Conferences and Keynote Ideas

This month has required a lot of work related travel. 

 

I was in Wisconsin for a user-group event last Saturday (http://www.wi-ineta.org/). I actually arrived Friday night at mid-night, did a 2 hour talk starting at 9:45am, and was on my way to the airport back shortly past noon – which meant 16 hours of travel to/from Seattle via Minneapolis but only a little over 12 hours total in Wisconsin itself.

 

I am heading down late tomorrow night for the SD West conference in San Jose (http://www.sdexpo.com/) where I am giving two talks Wednesday morning before heading back to Seattle that afternoon.

 

I just realized today that I am also then heading to Orlando this weekend to give the keynote and two breakout talks at the ASP.NET Connections conference (http://www.asp-connections.com/).  For some reason I thought this was the following weekend, and so need to now come up with a good 45 minute keynote topic in the next few days.

 

I’m looking for suggestions on what to talk about.  I have a standard one that I give on ASP.NET 2.0 and Visual Web Developer 2005, but which I’m growing bored giving, so would love to hear suggestions on new things to cover.  I was originally thinking about doing one on IIS7 and showing that off, but think it might be better to wait until the fall for that (so that the main focus stays on Whidbey and what people will be able to-do this year as opposed to next).

 

Two other keynote possibilities:

 

1) Talk about the end-to-end lifecycle of building/maintaining applications.  Show of ASP.NET 2.0 and Visual Studio – but then also show off VSTS support for web apps and talk about enterprise deployments and such.

 

2) Provide an inside look into how we build ASP.NET.  Walkthrough the Microsoft development process, how we structure teams and projects, and what all we do during the product cycle to get to a shipping state.  I actually think this talk could be a lot of fun.

 

Thoughts?  Preferences?  I’d be very interested in what people think would be cool to hear.

 

12 Comments

  • I think people would enjoy #2

  • I think some hard core programmers (think C++ background) need to be reassured that ASP.NET 2.0 isn't just for PhP programmers. I just taught DevelopMentor's ASP.NET 2.0 course to a group from MSFT and many weren't so keen on many of the hands-off declarative features. I think there's still many nice features for the hard core dev. Show them what they're missing :)

  • Scott,



    Sounds like you're a busy man! I won't be attending, but I vote for #2. I'd love to see that kind of presentation.

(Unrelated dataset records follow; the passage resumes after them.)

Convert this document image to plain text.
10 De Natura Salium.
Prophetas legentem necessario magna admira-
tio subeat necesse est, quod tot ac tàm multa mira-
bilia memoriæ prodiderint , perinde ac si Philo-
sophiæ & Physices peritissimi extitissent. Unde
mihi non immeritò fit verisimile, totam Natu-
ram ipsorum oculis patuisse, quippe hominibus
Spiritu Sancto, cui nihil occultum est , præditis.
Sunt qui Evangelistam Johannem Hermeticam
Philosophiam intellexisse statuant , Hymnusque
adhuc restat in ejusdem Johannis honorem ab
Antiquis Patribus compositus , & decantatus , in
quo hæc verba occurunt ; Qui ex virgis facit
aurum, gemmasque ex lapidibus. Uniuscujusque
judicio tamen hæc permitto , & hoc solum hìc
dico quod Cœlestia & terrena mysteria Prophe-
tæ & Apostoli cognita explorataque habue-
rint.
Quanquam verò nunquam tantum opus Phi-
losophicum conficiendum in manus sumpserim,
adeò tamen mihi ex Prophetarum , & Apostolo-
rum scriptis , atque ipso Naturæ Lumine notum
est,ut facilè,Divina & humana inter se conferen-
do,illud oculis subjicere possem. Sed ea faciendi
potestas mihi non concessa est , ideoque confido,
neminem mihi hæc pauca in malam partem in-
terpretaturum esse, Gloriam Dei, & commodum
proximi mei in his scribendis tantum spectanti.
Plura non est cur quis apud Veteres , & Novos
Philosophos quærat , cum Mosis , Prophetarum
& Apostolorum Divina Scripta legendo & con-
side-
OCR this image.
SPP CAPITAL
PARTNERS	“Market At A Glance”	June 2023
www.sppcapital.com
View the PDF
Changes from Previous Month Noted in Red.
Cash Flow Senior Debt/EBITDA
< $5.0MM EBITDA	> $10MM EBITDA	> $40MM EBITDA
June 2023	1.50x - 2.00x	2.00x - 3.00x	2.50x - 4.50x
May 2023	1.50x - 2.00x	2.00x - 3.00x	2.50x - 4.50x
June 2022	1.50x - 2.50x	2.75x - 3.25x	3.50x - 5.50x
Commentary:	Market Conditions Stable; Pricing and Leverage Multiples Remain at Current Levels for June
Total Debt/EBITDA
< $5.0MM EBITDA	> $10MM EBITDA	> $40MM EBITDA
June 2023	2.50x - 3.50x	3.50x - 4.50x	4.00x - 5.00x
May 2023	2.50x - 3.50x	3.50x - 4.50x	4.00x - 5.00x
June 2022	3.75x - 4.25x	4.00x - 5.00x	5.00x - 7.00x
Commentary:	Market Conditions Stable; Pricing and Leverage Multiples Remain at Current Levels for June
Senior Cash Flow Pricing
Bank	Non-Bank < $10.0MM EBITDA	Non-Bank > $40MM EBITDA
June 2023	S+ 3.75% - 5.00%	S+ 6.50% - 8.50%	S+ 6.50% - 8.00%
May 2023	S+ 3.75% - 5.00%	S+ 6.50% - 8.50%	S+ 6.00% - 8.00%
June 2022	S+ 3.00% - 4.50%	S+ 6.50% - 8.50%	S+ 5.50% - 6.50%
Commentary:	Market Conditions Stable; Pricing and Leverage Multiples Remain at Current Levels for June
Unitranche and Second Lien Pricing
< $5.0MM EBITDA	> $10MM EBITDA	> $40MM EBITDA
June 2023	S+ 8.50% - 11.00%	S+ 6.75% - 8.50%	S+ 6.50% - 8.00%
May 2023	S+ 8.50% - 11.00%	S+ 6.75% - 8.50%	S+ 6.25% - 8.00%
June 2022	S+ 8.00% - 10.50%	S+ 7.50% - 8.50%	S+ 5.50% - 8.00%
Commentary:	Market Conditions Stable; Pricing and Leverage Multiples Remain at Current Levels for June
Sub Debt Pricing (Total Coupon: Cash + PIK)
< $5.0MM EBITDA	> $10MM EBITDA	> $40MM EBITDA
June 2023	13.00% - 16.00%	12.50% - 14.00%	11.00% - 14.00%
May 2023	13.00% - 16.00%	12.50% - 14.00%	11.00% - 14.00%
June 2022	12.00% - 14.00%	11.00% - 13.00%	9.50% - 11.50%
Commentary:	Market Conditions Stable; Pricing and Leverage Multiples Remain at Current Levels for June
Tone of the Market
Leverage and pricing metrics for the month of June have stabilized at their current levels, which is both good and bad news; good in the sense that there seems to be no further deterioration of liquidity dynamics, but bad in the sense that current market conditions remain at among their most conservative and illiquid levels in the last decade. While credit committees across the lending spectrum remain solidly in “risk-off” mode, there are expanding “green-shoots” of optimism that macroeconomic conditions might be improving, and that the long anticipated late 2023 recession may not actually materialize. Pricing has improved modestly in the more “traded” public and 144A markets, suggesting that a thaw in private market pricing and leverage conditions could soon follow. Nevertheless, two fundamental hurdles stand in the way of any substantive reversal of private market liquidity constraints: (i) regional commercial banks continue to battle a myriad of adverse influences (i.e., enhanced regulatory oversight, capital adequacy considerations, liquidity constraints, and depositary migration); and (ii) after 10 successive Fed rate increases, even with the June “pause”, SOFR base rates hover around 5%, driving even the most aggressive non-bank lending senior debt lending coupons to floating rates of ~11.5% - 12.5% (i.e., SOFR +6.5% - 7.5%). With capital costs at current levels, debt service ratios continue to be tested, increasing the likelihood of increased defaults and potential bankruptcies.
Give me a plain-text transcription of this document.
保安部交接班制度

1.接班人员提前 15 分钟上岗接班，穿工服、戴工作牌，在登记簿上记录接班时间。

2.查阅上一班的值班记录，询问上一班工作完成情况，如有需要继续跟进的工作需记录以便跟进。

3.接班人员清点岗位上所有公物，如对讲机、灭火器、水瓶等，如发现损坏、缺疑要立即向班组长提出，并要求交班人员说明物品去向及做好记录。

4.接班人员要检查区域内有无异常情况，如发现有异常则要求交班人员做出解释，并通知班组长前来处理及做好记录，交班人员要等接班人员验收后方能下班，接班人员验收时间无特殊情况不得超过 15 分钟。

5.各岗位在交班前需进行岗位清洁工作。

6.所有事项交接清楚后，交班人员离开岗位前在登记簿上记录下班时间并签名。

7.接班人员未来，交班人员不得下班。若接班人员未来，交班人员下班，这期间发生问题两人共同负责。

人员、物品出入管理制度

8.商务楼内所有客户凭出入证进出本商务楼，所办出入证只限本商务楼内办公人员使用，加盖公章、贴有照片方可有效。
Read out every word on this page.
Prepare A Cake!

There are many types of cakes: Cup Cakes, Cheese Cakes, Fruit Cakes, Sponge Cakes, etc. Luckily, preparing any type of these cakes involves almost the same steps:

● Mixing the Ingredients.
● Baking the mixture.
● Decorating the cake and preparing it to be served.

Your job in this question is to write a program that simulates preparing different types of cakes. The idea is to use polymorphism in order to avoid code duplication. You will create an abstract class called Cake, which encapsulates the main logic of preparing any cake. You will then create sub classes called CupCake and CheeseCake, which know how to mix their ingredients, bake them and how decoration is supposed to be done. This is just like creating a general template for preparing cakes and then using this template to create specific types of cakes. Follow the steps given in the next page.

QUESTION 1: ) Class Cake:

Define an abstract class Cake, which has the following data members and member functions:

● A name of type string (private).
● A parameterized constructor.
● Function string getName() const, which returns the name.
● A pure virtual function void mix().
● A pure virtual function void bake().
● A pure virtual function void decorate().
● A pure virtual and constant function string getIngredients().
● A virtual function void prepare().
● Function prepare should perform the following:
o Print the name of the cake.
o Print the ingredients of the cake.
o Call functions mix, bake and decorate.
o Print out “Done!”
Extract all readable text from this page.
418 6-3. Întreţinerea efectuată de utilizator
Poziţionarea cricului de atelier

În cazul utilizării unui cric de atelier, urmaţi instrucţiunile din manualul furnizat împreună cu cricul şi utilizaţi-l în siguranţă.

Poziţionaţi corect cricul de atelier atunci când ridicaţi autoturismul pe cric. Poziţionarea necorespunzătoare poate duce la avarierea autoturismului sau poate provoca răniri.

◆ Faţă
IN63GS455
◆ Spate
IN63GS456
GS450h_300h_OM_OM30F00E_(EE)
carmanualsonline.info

    Eagerly awaiting Whidbey...

  • I agree -- go with #2. It was good to see you in Wisconsin. Thanks for the info on IIS 7.



    -- The guy who asked you about IIS 7 at lunch

  • I'd go with Topic 2 as well. Assuming you do go in that direction, any way it could be posted on channel 9 or somewhere else? (or possible notes / slides here on your site)



    thanks

  • Well, I'l be there and #2 sounds like the most interesting,.

    (I don't need another "mile high" 2.0 talk thats for sure!)



    Of course the main criteria for success should be how many laughs you can generate.

  • Having seen you do #1 at the ASP Insiders meeting last year I have to choose that one. It was the most interesting presentation that I've seen in a long time and you have it already, right?



    Either are going to be a cut above the normal walkthrough though.

  • I saw your keynote in Vegas and will be in attendence Sunday night when you keynote down here in Florida, and while i like the idea of #2 (which seems to be along the lines of the "Channel 9" interviews you did), nothing can beat the "wow" factor of your presentation in Vegas where in 45 mins you had that whole application more or less d-o-n-e. That was incredible and really got people excited for the DevConnections seminars.



    Just my 2 cents

  • #1 sounds more like a keynote presentation to me, although #2 would be extremely interesting to hear as well.

  • One of the most memorible highlights of my first tech preview was the tour of the testing lab and the discussion we had on how the ASP.net manages projects. A presentation that presented a walk through and demos would be truly amazing.



    Wisconsin was fun, great to see you again.

  • Definitely #2 simply because so many organizations suck at that sort of thing so badly!

  • #2 sounds incredibly interesting, but #1 is more interesting to me pragmatically speaking.